In un anno di pandemia si è cercato, professionalmente e per quanto possibile, di dare un messaggio che non tendesse al “moriremo tutti” imperante, né al negazionismo spinto. Si è provato a dare una informazione quanto più possibile asettica, eliminando tout court la divulgazione dei messaggi dei virologi quando andavano completamente a ruota libera dando venti dichiarazioni diverse tutte in contrasto tra di loro.
Ciò nel tentativo di seguire un evento che sarà raccontato nei libri di storia, per secoli, in maniera professionale, senza ingenerare panico, senza favorire incoscienze, senza dare informazioni fuorvianti.
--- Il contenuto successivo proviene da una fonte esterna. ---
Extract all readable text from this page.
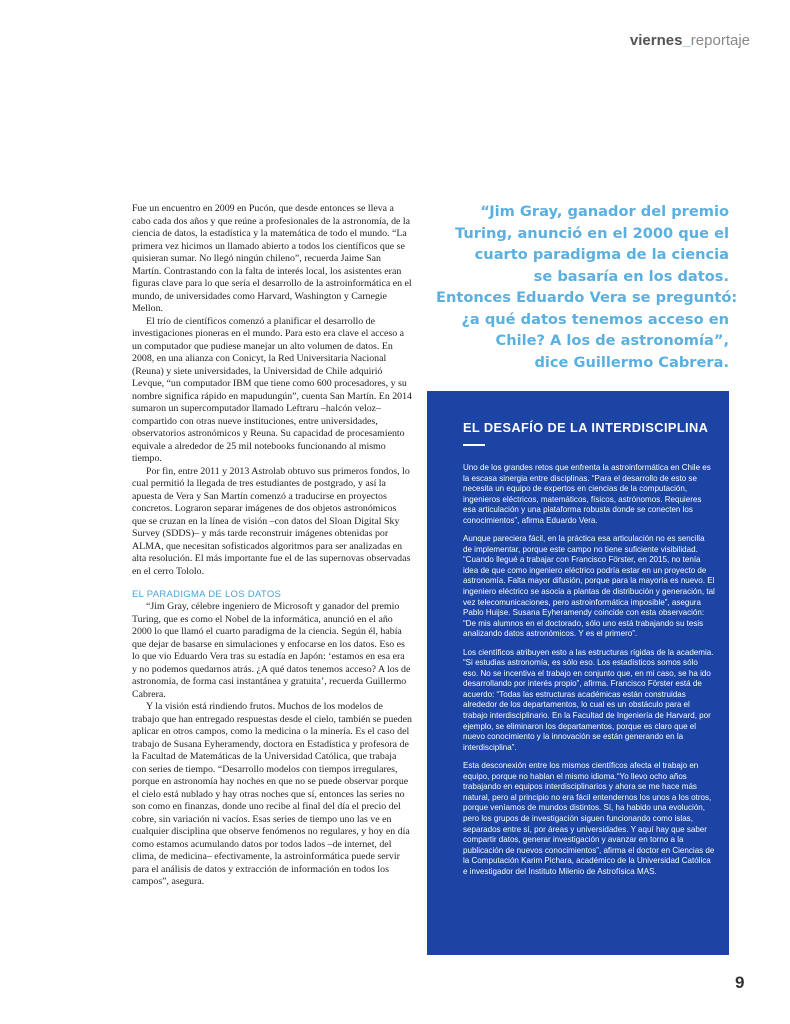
viernes_reportaje

Fue un encuentro en 2009 en Pucón, que desde entonces se lleva a cabo cada dos años y que reúne a profesionales de la astronomía, de la ciencia de datos, la estadística y la matemática de todo el mundo. “La primera vez hicimos un llamado abierto a todos los científicos que se quisieran sumar. No llegó ningún chileno”, recuerda Jaime San Martín. Contrastando con la falta de interés local, los asistentes eran figuras clave para lo que sería el desarrollo de la astroinformática en el mundo, de universidades como Harvard, Washington y Carnegie Mellon.

El trío de científicos comenzó a planificar el desarrollo de investigaciones pioneras en el mundo. Para esto era clave el acceso a un computador que pudiese manejar un alto volumen de datos. En 2008, en una alianza con Conicyt, la Red Universitaria Nacional (Reuna) y siete universidades, la Universidad de Chile adquirió Levque, “un computador IBM que tiene como 600 procesadores, y su nombre significa rápido en mapudungún”, cuenta San Martín. En 2014 sumaron un supercomputador llamado Leftraru –halcón veloz– compartido con otras nueve instituciones, entre universidades, observatorios astronómicos y Reuna. Su capacidad de procesamiento equivale a alrededor de 25 mil notebooks funcionando al mismo tiempo.

Por fin, entre 2011 y 2013 Astrolab obtuvo sus primeros fondos, lo cual permitió la llegada de tres estudiantes de postgrado, y así la apuesta de Vera y San Martín comenzó a traducirse en proyectos concretos. Lograron separar imágenes de dos objetos astronómicos que se cruzan en la línea de visión –con datos del Sloan Digital Sky Survey (SDDS)– y más tarde reconstruir imágenes obtenidas por ALMA, que necesitan sofisticados algoritmos para ser analizadas en alta resolución. El más importante fue el de las supernovas observadas en el cerro Tololo.

EL PARADIGMA DE LOS DATOS

“Jim Gray, célebre ingeniero de Microsoft y ganador del premio Turing, que es como el Nobel de la informática, anunció en el año 2000 lo que llamó el cuarto paradigma de la ciencia. Según él, había que dejar de basarse en simulaciones y enfocarse en los datos. Eso es lo que vio Eduardo Vera tras su estadía en Japón: ‘estamos en esa era y no podemos quedarnos atrás. ¿A qué datos tenemos acceso? A los de astronomía, de forma casi instantánea y gratuita’, recuerda Guillermo Cabrera.

Y la visión está rindiendo frutos. Muchos de los modelos de trabajo que han entregado respuestas desde el cielo, también se pueden aplicar en otros campos, como la medicina o la minería. Es el caso del trabajo de Susana Eyheramendy, doctora en Estadística y profesora de la Facultad de Matemáticas de la Universidad Católica, que trabaja con series de tiempo. “Desarrollo modelos con tiempos irregulares, porque en astronomía hay noches en que no se puede observar porque el cielo está nublado y hay otras noches que sí, entonces las series no son como en finanzas, donde uno recibe al final del día el precio del cobre, sin variación ni vacíos. Esas series de tiempo uno las ve en cualquier disciplina que observe fenómenos no regulares, y hoy en día como estamos acumulando datos por todos lados –de internet, del clima, de medicina– efectivamente, la astroinformática puede servir para el análisis de datos y extracción de información en todos los campos”, asegura.

“Jim Gray, ganador del premio
Turing, anunció en el 2000 que el
cuarto paradigma de la ciencia
se basaría en los datos.
Entonces Eduardo Vera se preguntó:
¿a qué datos tenemos acceso en
Chile? A los de astronomía”,
dice Guillermo Cabrera.
EL DESAFÍO DE LA INTERDISCIPLINA

Uno de los grandes retos que enfrenta la astroinformática en Chile es la escasa sinergia entre disciplinas. “Para el desarrollo de esto se necesita un equipo de expertos en ciencias de la computación, ingenieros eléctricos, matemáticos, físicos, astrónomos. Requieres esa articulación y una plataforma robusta donde se conecten los conocimientos”, afirma Eduardo Vera.

Aunque pareciera fácil, en la práctica esa articulación no es sencilla de implementar, porque este campo no tiene suficiente visibilidad. “Cuando llegué a trabajar con Francisco Förster, en 2015, no tenía idea de que como ingeniero eléctrico podría estar en un proyecto de astronomía. Falta mayor difusión, porque para la mayoría es nuevo. El ingeniero eléctrico se asocia a plantas de distribución y generación, tal vez telecomunicaciones, pero astroinformática imposible”, asegura Pablo Huijse. Susana Eyheramendy coincide con esta observación: “De mis alumnos en el doctorado, sólo uno está trabajando su tesis analizando datos astronómicos. Y es el primero”.

Los científicos atribuyen esto a las estructuras rígidas de la academia. “Si estudias astronomía, es sólo eso. Los estadísticos somos sólo eso. No se incentiva el trabajo en conjunto que, en mi caso, se ha ido desarrollando por interés propio”, afirma. Francisco Förster está de acuerdo: “Todas las estructuras académicas están construidas alrededor de los departamentos, lo cual es un obstáculo para el trabajo interdisciplinario. En la Facultad de Ingeniería de Harvard, por ejemplo, se eliminaron los departamentos, porque es claro que el nuevo conocimiento y la innovación se están generando en la interdisciplina”.

Esta desconexión entre los mismos científicos afecta el trabajo en equipo, porque no hablan el mismo idioma.“Yo llevo ocho años trabajando en equipos interdisciplinarios y ahora se me hace más natural, pero al principio no era fácil entendernos los unos a los otros, porque veníamos de mundos distintos. Sí, ha habido una evolución, pero los grupos de investigación siguen funcionando como islas, separados entre sí, por áreas y universidades. Y aquí hay que saber compartir datos, generar investigación y avanzar en torno a la publicación de nuevos conocimientos”, afirma el doctor en Ciencias de la Computación Karim Pichara, académico de la Universidad Católica e investigador del Instituto Milenio de Astrofísica MAS.

9
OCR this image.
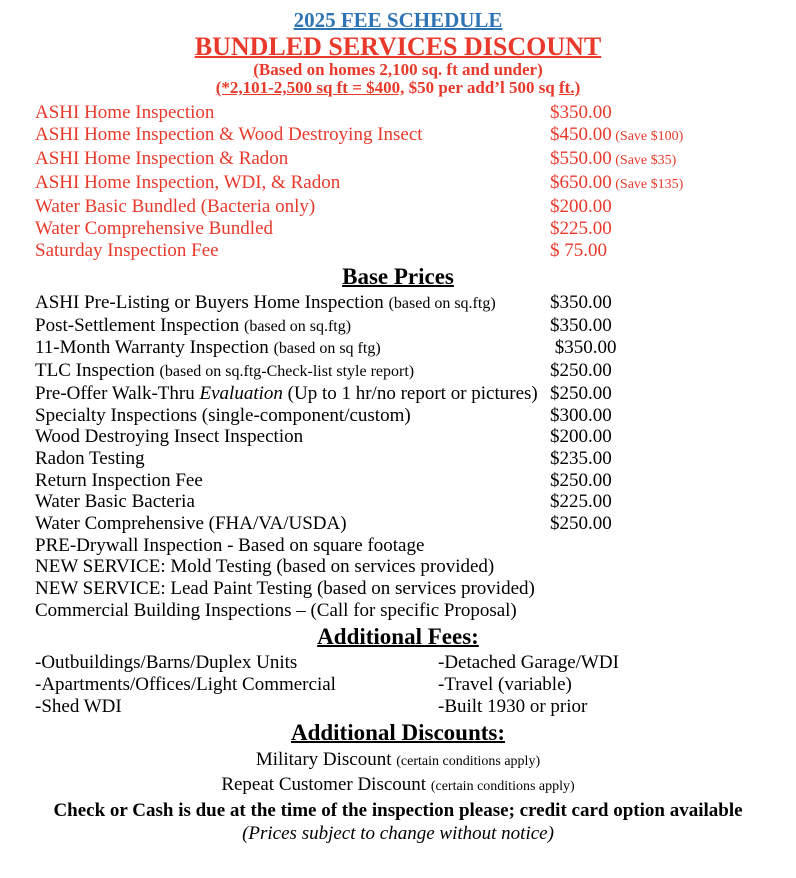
2025 FEE SCHEDULE
BUNDLED SERVICES DISCOUNT
(Based on homes 2,100 sq. ft and under)
(*2,101-2,500 sq ft = $400, $50 per add’l 500 sq ft.)
ASHI Home Inspection	$350.00
ASHI Home Inspection & Wood Destroying Insect	$450.00 (Save $100)
ASHI Home Inspection & Radon	$550.00 (Save $35)
ASHI Home Inspection, WDI, & Radon	$650.00 (Save $135)
Water Basic Bundled (Bacteria only)	$200.00
Water Comprehensive Bundled	$225.00
Saturday Inspection Fee	$ 75.00
Base Prices
ASHI Pre-Listing or Buyers Home Inspection (based on sq.ftg)	$350.00
Post-Settlement Inspection (based on sq.ftg)	$350.00
11-Month Warranty Inspection (based on sq ftg)	$350.00
TLC Inspection (based on sq.ftg-Check-list style report)	$250.00
Pre-Offer Walk-Thru Evaluation (Up to 1 hr/no report or pictures) $250.00
Specialty Inspections (single-component/custom)	$300.00
Wood Destroying Insect Inspection	$200.00
Radon Testing	$235.00
Return Inspection Fee	$250.00
Water Basic Bacteria	$225.00
Water Comprehensive (FHA/VA/USDA)	$250.00
PRE-Drywall Inspection - Based on square footage
NEW SERVICE: Mold Testing (based on services provided)
NEW SERVICE: Lead Paint Testing (based on services provided)
Commercial Building Inspections – (Call for specific Proposal)
Additional Fees:
-Outbuildings/Barns/Duplex Units	-Detached Garage/WDI
-Apartments/Offices/Light Commercial	-Travel (variable)
-Shed WDI	-Built 1930 or prior
Additional Discounts:
Military Discount (certain conditions apply)
Repeat Customer Discount (certain conditions apply)
Check or Cash is due at the time of the inspection please; credit card option available
(Prices subject to change without notice)
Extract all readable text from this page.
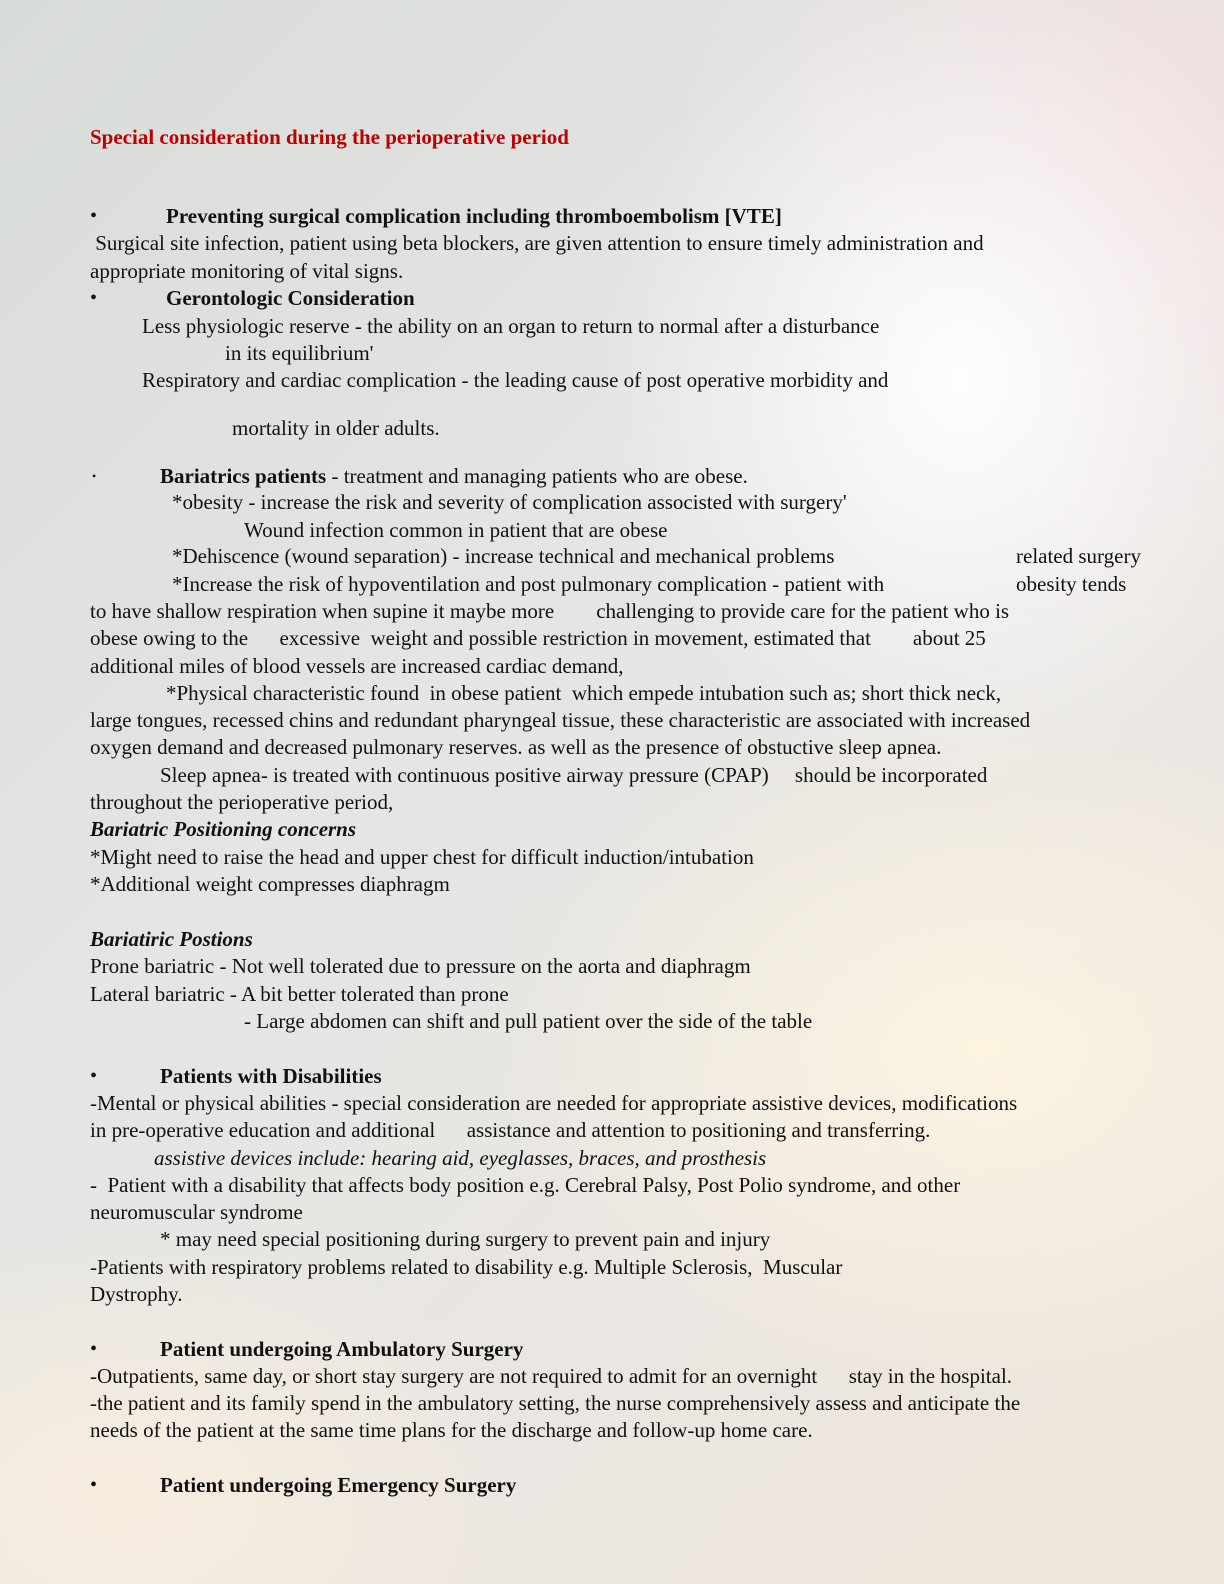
Special consideration during the perioperative period
•	Preventing surgical complication including thromboembolism [VTE]
Surgical site infection, patient using beta blockers, are given attention to ensure timely administration and
appropriate monitoring of vital signs.
•	Gerontologic Consideration
Less physiologic reserve - the ability on an organ to return to normal after a disturbance
in its equilibrium'
Respiratory and cardiac complication - the leading cause of post operative morbidity and
mortality in older adults.
•	Bariatrics patients - treatment and managing patients who are obese.
*obesity - increase the risk and severity of complication associsted with surgery'
Wound infection common in patient that are obese
*Dehiscence (wound separation) - increase technical and mechanical problems	related surgery
*Increase the risk of hypoventilation and post pulmonary complication - patient with	obesity tends
to have shallow respiration when supine it maybe more        challenging to provide care for the patient who is
obese owing to the      excessive  weight and possible restriction in movement, estimated that        about 25
additional miles of blood vessels are increased cardiac demand,
*Physical characteristic found  in obese patient  which empede intubation such as; short thick neck,
large tongues, recessed chins and redundant pharyngeal tissue, these characteristic are associated with increased
oxygen demand and decreased pulmonary reserves. as well as the presence of obstuctive sleep apnea.
Sleep apnea- is treated with continuous positive airway pressure (CPAP)     should be incorporated
throughout the perioperative period,
Bariatric Positioning concerns
*Might need to raise the head and upper chest for difficult induction/intubation
*Additional weight compresses diaphragm
Bariatiric Postions
Prone bariatric - Not well tolerated due to pressure on the aorta and diaphragm
Lateral bariatric - A bit better tolerated than prone
- Large abdomen can shift and pull patient over the side of the table
•	Patients with Disabilities
-Mental or physical abilities - special consideration are needed for appropriate assistive devices, modifications
in pre-operative education and additional      assistance and attention to positioning and transferring.
assistive devices include: hearing aid, eyeglasses, braces, and prosthesis
-  Patient with a disability that affects body position e.g. Cerebral Palsy, Post Polio syndrome, and other
neuromuscular syndrome
* may need special positioning during surgery to prevent pain and injury
-Patients with respiratory problems related to disability e.g. Multiple Sclerosis,  Muscular
Dystrophy.
•	Patient undergoing Ambulatory Surgery
-Outpatients, same day, or short stay surgery are not required to admit for an overnight      stay in the hospital.
-the patient and its family spend in the ambulatory setting, the nurse comprehensively assess and anticipate the
needs of the patient at the same time plans for the discharge and follow-up home care.
•	Patient undergoing Emergency Surgery
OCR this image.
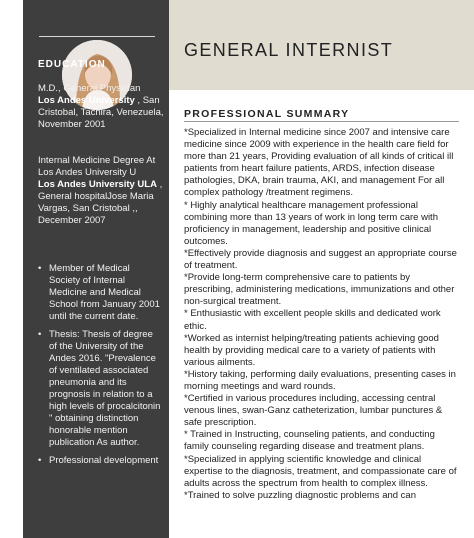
GENERAL INTERNIST
EDUCATION
M.D., General Physician
Los Andes University , San Cristobal, Tachira, Venezuela, November 2001
Internal Medicine Degree At Los Andes University U
Los Andes University ULA , General hospitalJose Maria Vargas, San Cristobal ,, December 2007
• Member of Medical Society of Internal Medicine and Medical School from January 2001 until the current date.
• Thesis: Thesis of degree of the University of the Andes 2016. "Prevalence of ventilated associated pneumonia and its prognosis in relation to a high levels of procalcitonin " obtaining distinction honorable mention publication As author.
• Professional development
PROFESSIONAL SUMMARY

*Specialized in Internal medicine since 2007 and intensive care medicine since 2009 with experience in the health care field for more than 21 years, Providing evaluation of all kinds of critical ill patients from heart failure patients, ARDS, infection disease pathologies, DKA, brain trauma, AKI, and management For all complex pathology /treatment regimens.

* Highly analytical healthcare management professional combining more than 13 years of work in long term care with proficiency in management, leadership and positive clinical outcomes.

*Effectively provide diagnosis and suggest an appropriate course of treatment.

*Provide long-term comprehensive care to patients by prescribing, administering medications, immunizations and other non-surgical treatment.

* Enthusiastic with excellent people skills and dedicated work ethic.

*Worked as internist helping/treating patients achieving good health by providing medical care to a variety of patients with various ailments.

*History taking, performing daily evaluations, presenting cases in morning meetings and ward rounds.

*Certified in various procedures including, accessing central venous lines, swan-Ganz catheterization, lumbar punctures & safe prescription.

* Trained in Instructing, counseling patients, and conducting family counseling regarding disease and treatment plans.

*Specialized in applying scientific knowledge and clinical expertise to the diagnosis, treatment, and compassionate care of adults across the spectrum from health to complex illness.

*Trained to solve puzzling diagnostic problems and can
Nel tentativo, appunto: riuscito? No? E' una di quelle risposte che non possiamo dare. Per fortuna.
E con lo stesso piglio, scrivendo di 15 ricoveri tutti insieme, di ambulanze in fila all'ospedale San Pio, di tredici morti in tre giorni dopo averne raccontati altri 250 nei dodici mesi precedenti, osservare le scene dell'ultimo week end, tra nastri biancorossi tolti dalle giostrine, luoghi d'incontro strapieni, crocchi e sentendo di feste organizzate in casa che puntualmente si trasformano in focolai...la preoccupazione, più che l'indignazione , per quanto accadrà è forte.
Certo, sono dodici mesi, un anno intero in cui una cena con gli amici è diventato il ricordo di un tempo che fu, vedere i bimbi giocare insieme da immagine gioiosa si è trasformata in fonte di preoccupazione: purtroppo non è abbastanza per ignorare quanto accaduto, per ignorare che il picco della terza ondata è appena passato o forse ancora in corso, per ridere, ridere, ridere ancora, che ora la guerra paura non fa.
E nemmeno per le immagini festanti di musica di tamburelli fino all'aurora, in verità.